In the per curiam the facts are detailed with some particularity. In his general charge the judge had instructed the jury that the specific intent to commit rape was necessary to make out the offense charged.

We are of opinion that assault or assault and battery are not pertinent to the issue, as made by the testimony, as certified by the judge in connection with the point of law involved.

The judge informs us that the uncontradicted testimony of the prosecuting witness was in effect that the defendant took the prosecuting witness by the throat, choked her, and that, owing to her struggles and cries and screams, and the approach of those attracted by her screams, he released his hold upon her throat and ran.

The judge's inference, as stated by him, was that, if the defendant had intended to commit a simple assault or merely to beat and bruise the prosecuting witness, he would not have addressed her as he did (the words are noted somewhere in the transcript), and following it up by violently choking her and struggling with her until some one came to her relief.

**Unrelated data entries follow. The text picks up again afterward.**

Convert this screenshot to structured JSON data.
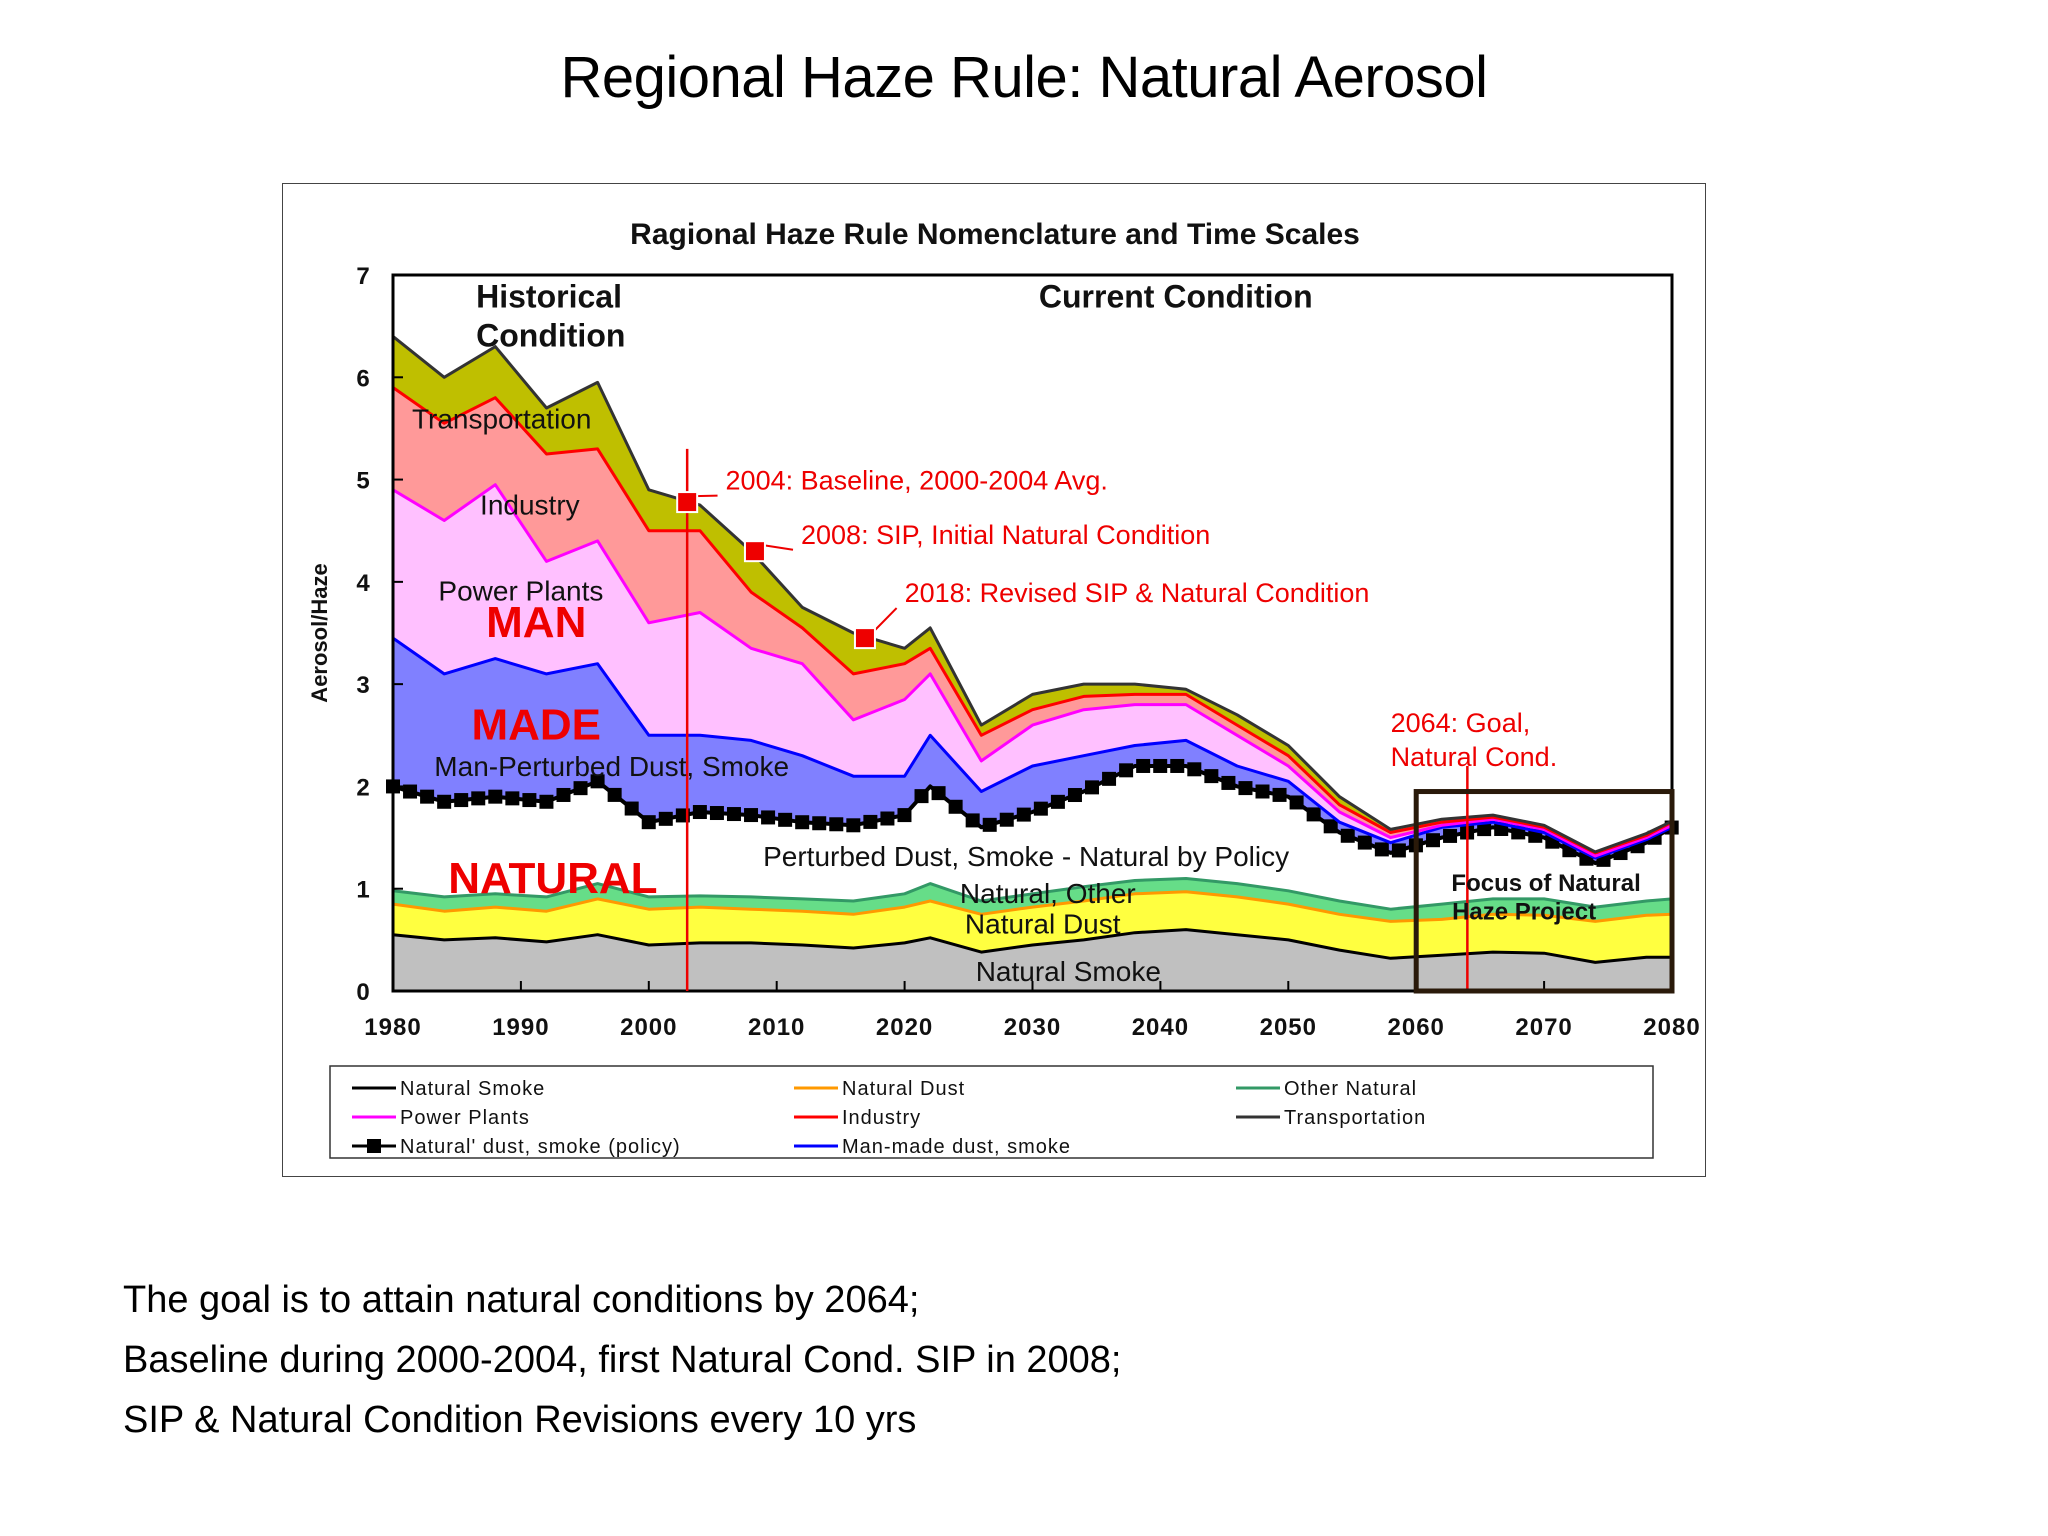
{
  "slide": {
    "title": "Regional Haze Rule: Natural Aerosol",
    "caption_lines": [
      "The goal is to attain natural conditions by 2064;",
      "Baseline during 2000-2004, first Natural Cond. SIP in 2008;",
      "SIP & Natural Condition Revisions every 10 yrs"
    ]
  },
  "chart_data": {
    "type": "area",
    "title": "Ragional Haze Rule Nomenclature and Time Scales",
    "xlabel": "",
    "ylabel": "Aerosol/Haze",
    "xlim": [
      1980,
      2080
    ],
    "ylim": [
      0,
      7
    ],
    "xticks": [
      1980,
      1990,
      2000,
      2010,
      2020,
      2030,
      2040,
      2050,
      2060,
      2070,
      2080
    ],
    "yticks": [
      0,
      1,
      2,
      3,
      4,
      5,
      6,
      7
    ],
    "stacked": true,
    "values_are_cumulative_tops": true,
    "x": [
      1980,
      1984,
      1988,
      1992,
      1996,
      2000,
      2004,
      2008,
      2012,
      2016,
      2020,
      2022,
      2026,
      2030,
      2034,
      2038,
      2042,
      2046,
      2050,
      2054,
      2058,
      2062,
      2066,
      2070,
      2074,
      2078,
      2080
    ],
    "series": [
      {
        "name": "Natural Smoke",
        "fill": "#c0c0c0",
        "line": "#000000",
        "values": [
          0.55,
          0.5,
          0.52,
          0.48,
          0.55,
          0.45,
          0.47,
          0.47,
          0.45,
          0.42,
          0.47,
          0.52,
          0.38,
          0.45,
          0.5,
          0.57,
          0.6,
          0.55,
          0.5,
          0.4,
          0.32,
          0.35,
          0.38,
          0.37,
          0.28,
          0.33,
          0.33
        ]
      },
      {
        "name": "Natural Dust",
        "fill": "#ffff40",
        "line": "#ff9900",
        "values": [
          0.85,
          0.78,
          0.82,
          0.78,
          0.9,
          0.8,
          0.82,
          0.8,
          0.78,
          0.75,
          0.82,
          0.88,
          0.75,
          0.82,
          0.88,
          0.95,
          0.97,
          0.92,
          0.85,
          0.75,
          0.68,
          0.7,
          0.75,
          0.74,
          0.68,
          0.74,
          0.75
        ]
      },
      {
        "name": "Other Natural",
        "fill": "#66dd88",
        "line": "#339966",
        "values": [
          0.98,
          0.92,
          0.95,
          0.92,
          1.05,
          0.92,
          0.93,
          0.92,
          0.9,
          0.88,
          0.95,
          1.05,
          0.88,
          0.95,
          1.02,
          1.08,
          1.1,
          1.05,
          0.98,
          0.88,
          0.8,
          0.85,
          0.9,
          0.9,
          0.82,
          0.88,
          0.9
        ]
      },
      {
        "name": "Natural' dust, smoke (policy)",
        "fill": "#ffffff",
        "line": "#000000",
        "marker": "square",
        "values": [
          2.0,
          1.85,
          1.9,
          1.85,
          2.05,
          1.65,
          1.75,
          1.72,
          1.65,
          1.62,
          1.72,
          2.0,
          1.6,
          1.75,
          1.95,
          2.2,
          2.2,
          2.0,
          1.9,
          1.55,
          1.35,
          1.5,
          1.6,
          1.5,
          1.25,
          1.45,
          1.6
        ]
      },
      {
        "name": "Man-made dust, smoke",
        "fill": "#8080ff",
        "line": "#0000ff",
        "values": [
          3.45,
          3.1,
          3.25,
          3.1,
          3.2,
          2.5,
          2.5,
          2.45,
          2.3,
          2.1,
          2.1,
          2.5,
          1.95,
          2.2,
          2.3,
          2.4,
          2.45,
          2.2,
          2.05,
          1.65,
          1.45,
          1.6,
          1.65,
          1.55,
          1.3,
          1.48,
          1.6
        ]
      },
      {
        "name": "Power Plants",
        "fill": "#ffc0ff",
        "line": "#ff00ff",
        "values": [
          4.9,
          4.6,
          4.95,
          4.2,
          4.4,
          3.6,
          3.7,
          3.35,
          3.2,
          2.65,
          2.85,
          3.1,
          2.25,
          2.6,
          2.75,
          2.8,
          2.8,
          2.5,
          2.2,
          1.75,
          1.5,
          1.62,
          1.68,
          1.58,
          1.32,
          1.5,
          1.62
        ]
      },
      {
        "name": "Industry",
        "fill": "#ff9999",
        "line": "#ff0000",
        "values": [
          5.9,
          5.55,
          5.8,
          5.25,
          5.3,
          4.5,
          4.5,
          3.9,
          3.55,
          3.1,
          3.2,
          3.35,
          2.5,
          2.75,
          2.88,
          2.9,
          2.9,
          2.6,
          2.3,
          1.82,
          1.55,
          1.65,
          1.7,
          1.6,
          1.35,
          1.52,
          1.65
        ]
      },
      {
        "name": "Transportation",
        "fill": "#bfbf00",
        "line": "#333333",
        "values": [
          6.4,
          6.0,
          6.3,
          5.7,
          5.95,
          4.9,
          4.75,
          4.3,
          3.75,
          3.5,
          3.35,
          3.55,
          2.6,
          2.9,
          3.0,
          3.0,
          2.95,
          2.7,
          2.4,
          1.9,
          1.58,
          1.68,
          1.72,
          1.62,
          1.36,
          1.54,
          1.66
        ]
      }
    ],
    "annotations": {
      "period_labels": [
        {
          "text": "Historical",
          "year": 1986.5,
          "y": 6.68
        },
        {
          "text": "Condition",
          "year": 1986.5,
          "y": 6.3
        },
        {
          "text": "Current Condition",
          "year": 2030.5,
          "y": 6.68
        }
      ],
      "area_labels": [
        {
          "name": "transportation",
          "text": "Transportation",
          "year": 1988.5,
          "y": 5.5,
          "size": 24,
          "color": "#111111",
          "bold": false
        },
        {
          "name": "industry",
          "text": "Industry",
          "year": 1990.7,
          "y": 4.66,
          "size": 24,
          "color": "#111111",
          "bold": false
        },
        {
          "name": "power-plants",
          "text": "Power Plants",
          "year": 1990,
          "y": 3.82,
          "size": 24,
          "color": "#111111",
          "bold": false
        },
        {
          "name": "man",
          "text": "MAN",
          "year": 1991.2,
          "y": 3.46,
          "size": 40,
          "color": "#ee0000",
          "bold": true
        },
        {
          "name": "made",
          "text": "MADE",
          "year": 1991.2,
          "y": 2.46,
          "size": 40,
          "color": "#ee0000",
          "bold": true
        },
        {
          "name": "man-perturbed",
          "text": "Man-Perturbed Dust, Smoke",
          "year": 1997.1,
          "y": 2.1,
          "size": 24,
          "color": "#111111",
          "bold": false
        },
        {
          "name": "natural",
          "text": "NATURAL",
          "year": 1992.5,
          "y": 0.96,
          "size": 40,
          "color": "#ee0000",
          "bold": true
        },
        {
          "name": "policy",
          "text": "Perturbed Dust, Smoke - Natural by Policy",
          "year": 2029.5,
          "y": 1.22,
          "size": 24,
          "color": "#111111",
          "bold": false
        },
        {
          "name": "other-natural",
          "text": "Natural, Other",
          "year": 2031.2,
          "y": 0.86,
          "size": 24,
          "color": "#111111",
          "bold": false
        },
        {
          "name": "natural-dust",
          "text": "Natural Dust",
          "year": 2030.8,
          "y": 0.56,
          "size": 24,
          "color": "#111111",
          "bold": false
        },
        {
          "name": "natural-smoke",
          "text": "Natural Smoke",
          "year": 2032.8,
          "y": 0.1,
          "size": 24,
          "color": "#111111",
          "bold": false
        }
      ],
      "milestones": [
        {
          "text": "2004: Baseline, 2000-2004 Avg.",
          "year": 2003,
          "y": 4.78,
          "label_year": 2006,
          "label_y": 5.0
        },
        {
          "text": "2008: SIP, Initial Natural Condition",
          "year": 2008.3,
          "y": 4.3,
          "label_year": 2011.9,
          "label_y": 4.47
        },
        {
          "text": "2018: Revised SIP & Natural Condition",
          "year": 2016.9,
          "y": 3.45,
          "label_year": 2020,
          "label_y": 3.9
        }
      ],
      "vertical_lines": [
        {
          "year": 2003,
          "y_top": 5.3,
          "color": "#ee0000"
        },
        {
          "year": 2064,
          "y_top": 2.2,
          "color": "#ee0000"
        }
      ],
      "goal_label": [
        "2064: Goal,",
        "Natural Cond."
      ],
      "focus_box": {
        "x0": 2060,
        "x1": 2080,
        "y0": 0,
        "y1": 1.95,
        "label": [
          "Focus of Natural",
          "Haze Project"
        ]
      }
    },
    "legend": {
      "position": "bottom",
      "items": [
        {
          "label": "Natural Smoke",
          "color": "#000000"
        },
        {
          "label": "Natural Dust",
          "color": "#ff9900"
        },
        {
          "label": "Other Natural",
          "color": "#339966"
        },
        {
          "label": "Power Plants",
          "color": "#ff00ff"
        },
        {
          "label": "Industry",
          "color": "#ff0000"
        },
        {
          "label": "Transportation",
          "color": "#333333"
        },
        {
          "label": "Natural' dust, smoke (policy)",
          "color": "#000000",
          "marker": "square"
        },
        {
          "label": "Man-made dust, smoke",
          "color": "#0000ff"
        }
      ]
    },
    "grid": false
  }
}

There was no evidence, we are informed by the district judge, upon which to base the instruction requested. Therefore there was no necessity to give a charge regarding the lower grades of crime.

The judge's statement is not in the most remote manner questioned. State v. Fruge, 106 La. 694, 31 So. 323.

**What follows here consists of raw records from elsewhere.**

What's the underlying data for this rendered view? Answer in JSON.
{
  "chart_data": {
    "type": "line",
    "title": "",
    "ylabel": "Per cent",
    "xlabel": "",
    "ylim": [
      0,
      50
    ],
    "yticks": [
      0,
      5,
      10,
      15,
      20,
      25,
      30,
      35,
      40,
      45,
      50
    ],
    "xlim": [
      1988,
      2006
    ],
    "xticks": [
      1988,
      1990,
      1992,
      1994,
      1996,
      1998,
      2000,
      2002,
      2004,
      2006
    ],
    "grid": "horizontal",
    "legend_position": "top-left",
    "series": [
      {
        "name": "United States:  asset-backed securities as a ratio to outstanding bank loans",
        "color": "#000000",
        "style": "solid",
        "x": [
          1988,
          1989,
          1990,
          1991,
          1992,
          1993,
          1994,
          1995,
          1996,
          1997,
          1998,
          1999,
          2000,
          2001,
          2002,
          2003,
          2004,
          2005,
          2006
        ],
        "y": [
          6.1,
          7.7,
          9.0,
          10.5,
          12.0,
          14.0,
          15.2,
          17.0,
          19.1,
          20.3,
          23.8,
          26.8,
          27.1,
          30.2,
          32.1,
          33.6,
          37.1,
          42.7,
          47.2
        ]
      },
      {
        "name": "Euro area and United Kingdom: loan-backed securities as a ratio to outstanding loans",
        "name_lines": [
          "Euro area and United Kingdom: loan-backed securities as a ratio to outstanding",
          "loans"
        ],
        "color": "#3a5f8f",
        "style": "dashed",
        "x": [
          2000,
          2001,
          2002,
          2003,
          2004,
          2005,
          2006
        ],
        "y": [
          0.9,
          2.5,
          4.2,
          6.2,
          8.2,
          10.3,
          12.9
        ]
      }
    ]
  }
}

Whenever the evidence shows that a defendant may well be convicted of either of different degrees the jury should be informed by the court in what these degrees consist. Here the evidence shows nothing of the kind. See syllabus in State v. Bryant, 55 Mo. 79.

In the pending case the uncontradicted statement of the judge is that the evidence did not show that the defendant could well have been convicted of another or less crime. On the contrary, he states clearly and specifically that he was guilty of the crime charged if guilty at all, and that there was no evidence before the court of assault or assault and battery.

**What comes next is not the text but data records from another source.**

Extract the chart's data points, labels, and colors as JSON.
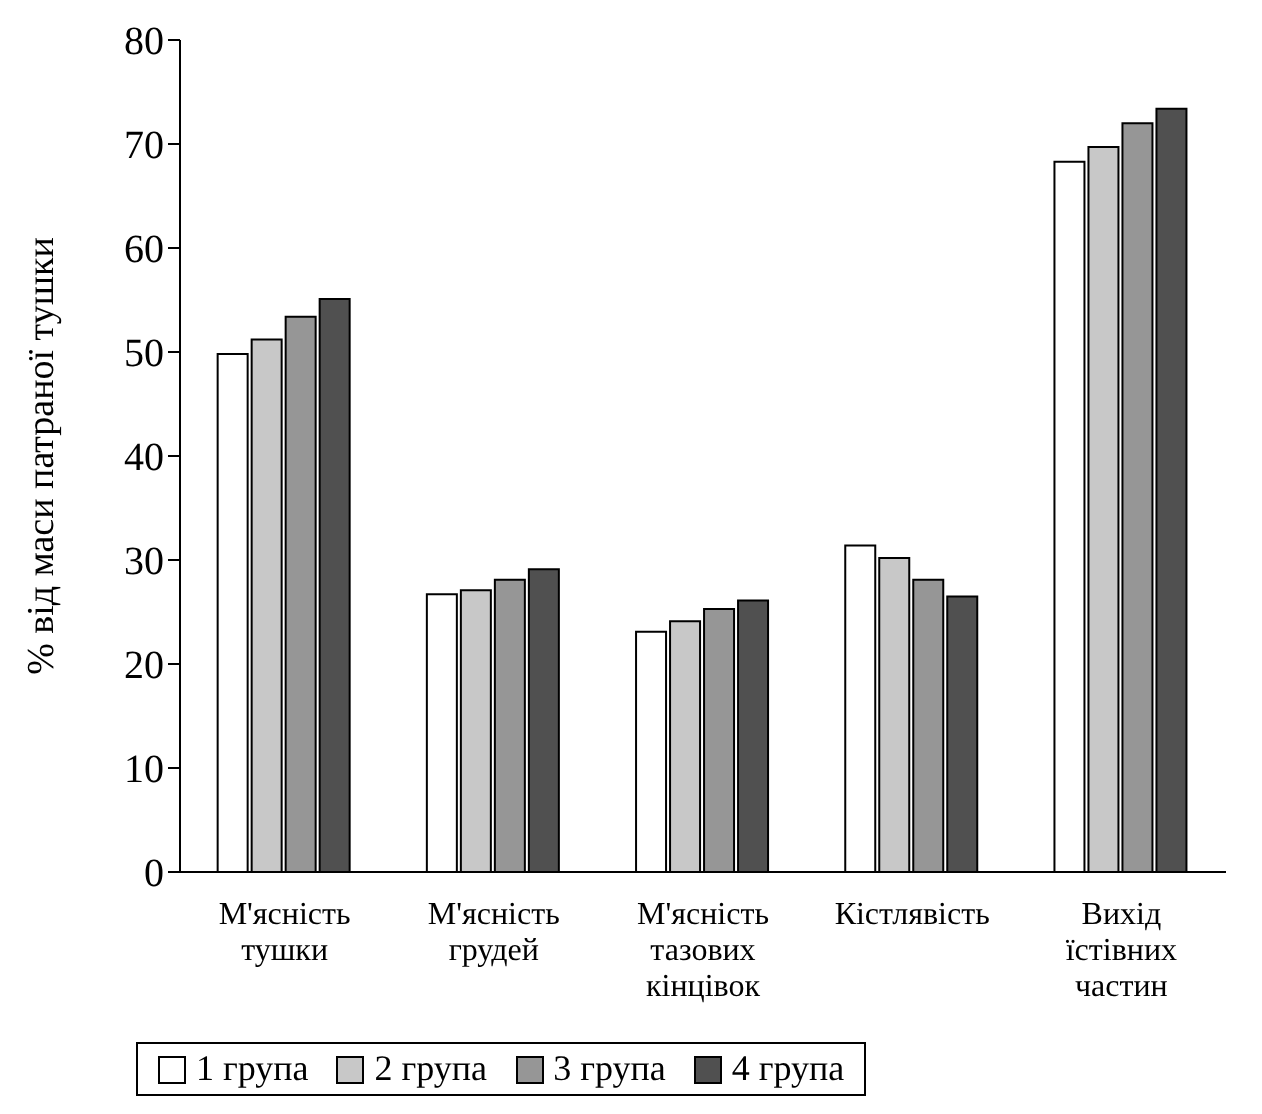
{
  "chart_data": {
    "type": "bar",
    "ylabel": "% від маси патраної тушки",
    "categories": [
      "М'ясність тушки",
      "М'ясність грудей",
      "М'ясність тазових кінцівок",
      "Кістлявість",
      "Вихід їстівних частин"
    ],
    "series": [
      {
        "name": "1 група",
        "color": "#ffffff",
        "values": [
          49.8,
          26.7,
          23.1,
          31.4,
          68.3
        ]
      },
      {
        "name": "2 група",
        "color": "#c8c8c8",
        "values": [
          51.2,
          27.1,
          24.1,
          30.2,
          69.7
        ]
      },
      {
        "name": "3 група",
        "color": "#969696",
        "values": [
          53.4,
          28.1,
          25.3,
          28.1,
          72.0
        ]
      },
      {
        "name": "4 група",
        "color": "#505050",
        "values": [
          55.1,
          29.1,
          26.1,
          26.5,
          73.4
        ]
      }
    ],
    "ylim": [
      0,
      80
    ],
    "yticks": [
      0,
      10,
      20,
      30,
      40,
      50,
      60,
      70,
      80
    ],
    "grid": false,
    "legend": "bottom"
  }
}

Bishop is very clear on the subject. He has cited a large number of decisions in support of his text. 1 Bishop (3d Ed.) § 980.

The statement of the judge, copied in the bill of exceptions, is that the uncontradicted testimony showed the intent to commit rape.

On the part of the defense, the judge was requested to charge that under the indictment the jury "may find a verdict of guilty of assault or of assault and battery." (Italics ours.)

The defendant, through counsel, laid no predicate for the charge. He assumed that without evidence it was proper to give the charge.

That proposition is not sustained by jurisprudence.

There was no theory based upon any, the least, fact that assault or assault and battery was an issue of the case.

This court has decided repeatedly that, on appeal in such a case as that before stated, the verdict would not be reversed.

See State v. Matthews, 111 La. 966, 36 So. 48, and the decisions cited.

The court's charge was complete and full.

The requested instruction is vague and unsupported by any statement that it was ever intimated in any way that assault or assault and battery was an issue of the case, as it was not stated whether the instruction should have been that it was possible to find a verdict of mere assault or of assault and battery. Assault and battery was not charged in the indictment. It charged the intent to commit rape without charging assault and battery. The pleader followed the statute. He did not follow the common-law form, as stated in State v. Fontenette, 38 La.Ann. 61, in which defendant was charged with "violence and beating," and substantial assault brought in the present case does not include assault and battery.

See 8 McClain, § 462. Assault and battery is not necessarily part of the crime.